"You can't deny that the long rectangular trench bunkers on
# 3 and # 7, the rectangular cross bunkers on
# 10 and # 15, along with the large square bunkers on # 9 and # 11 are perfect examples of "geometric" architecture."
Patrick:
I both can deny it and I do deny it, at least to a very large degree in the context of the evolution in styles in golf architecture in combination with the common and commonsensical use of those terms (particularly contemporaneously).
Apparently you seem to be laboring under the impression that golf course architecture of that early time of GCGC, since it does have some sunken bunkers and such that are rectilinear in shape, is a perfect or even mildly representative example of "geometric" architecture and what was meant by that and that term around the turn of the century.
I do not believe that and I do not subscribe to such a simple theory and belief.
I would describe the look of some of the sunken bunkers of GCGC and other features in architecture of the late 19th century the way those features were described back then and later. The term "steeplechase" architecture and style was commonly and correctly used in my opinion.
Are there rectilinear lines used in the water and sand jumps of steeplechasing? Of course there are and much of those golf architecture features of that time were a replication of that if not often an actual "borrowing" of preexisting steeplechase jump features.
But what was termed "geometric" architecture around the turn of the century and in the first decade of the 20th century was more than that---much more. Those courses and that style almost invariably used ALL or most of the generally used shapes and forms found in geometry---eg cubes and cones and pentagons and pyramidical shapes and so forth. And all those geometric shapes were used in combination on those geometric courses and most all of them were remarkably cleaned line and exact for earthen and grass forms.
A very representative example of true "geometric" golf architecture in the context of what I said above is the photograph Wayne posted in post #22.

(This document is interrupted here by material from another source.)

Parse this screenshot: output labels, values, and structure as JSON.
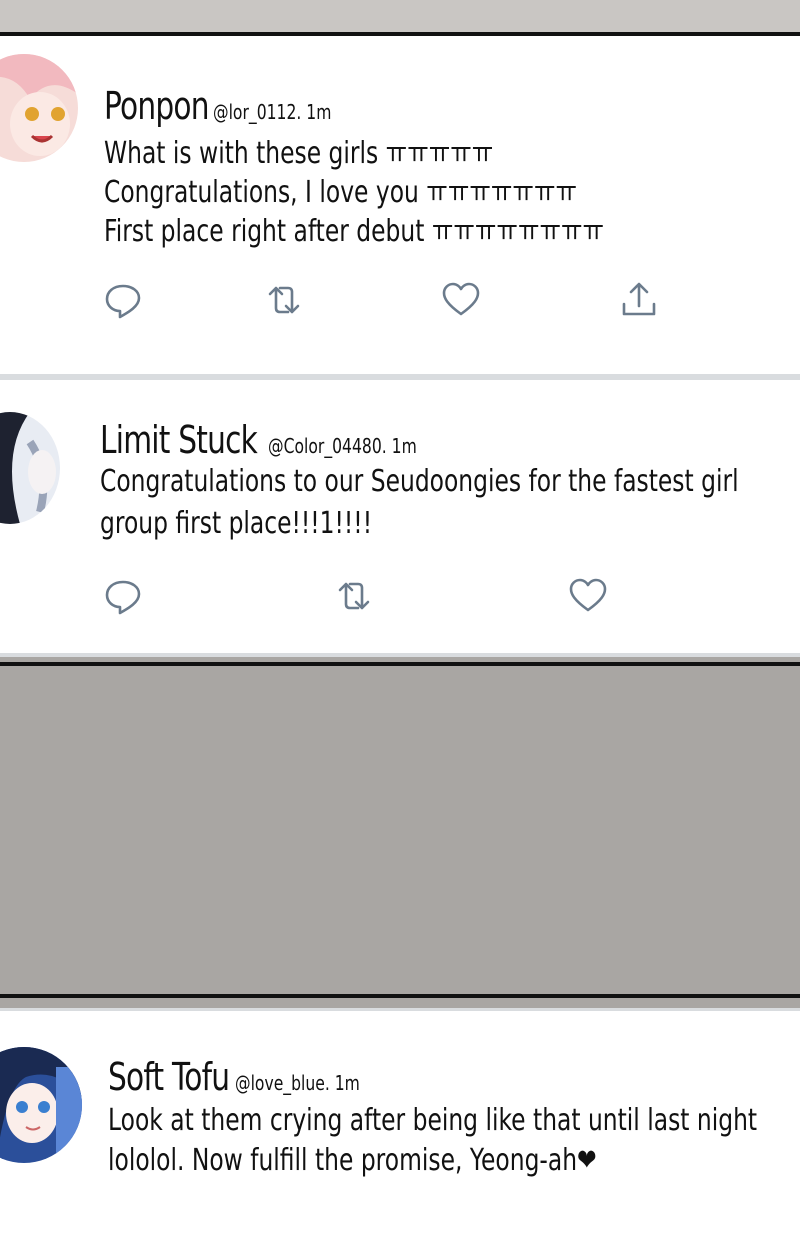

The National School was not that and it only basically got into the rectilinear type line because, in my opinion, that is much of what was found in the Scottish linksland with MAN MADE features on those courses at that early time. One sees almost none of all the other shapes and forms in geometry in the old linksland man-made architecture as one does see in true examples of what was known back then as "geometric" architecture.
I don't think anything artistic at all was intended with those early man-made linksland features---they were generally just functional to support something and/or to prevent it from falling apart.
But the "geometric" era of architecture WAS an early attempt at art and artistry in architecture. It's just that it used as its model geometry and most all of geometry's shapes and forms in combination which is not the shapes and forms found much at all in naturally occuring land and its forms.
So, no, I believe even if some of the bunkers of GCGC were rectilinear I do not see that they were attempts at dedicated geometrics as the "geometric" era and style in architecture most definitely was!
So, once again, you are either just wrong, in my opinion, or unnecessarily general or simplistic in what you're saying and maintaining.
If you are EVER going to truly learn anything about golf architecture and its history and evolution, Patrick, you're just going to have to learn to pay closer attention to what I say and how I say it. There is basically no other way. In this realm I am your mentor and your master and you need to come to terms with that important fact of life and that important fact of learning!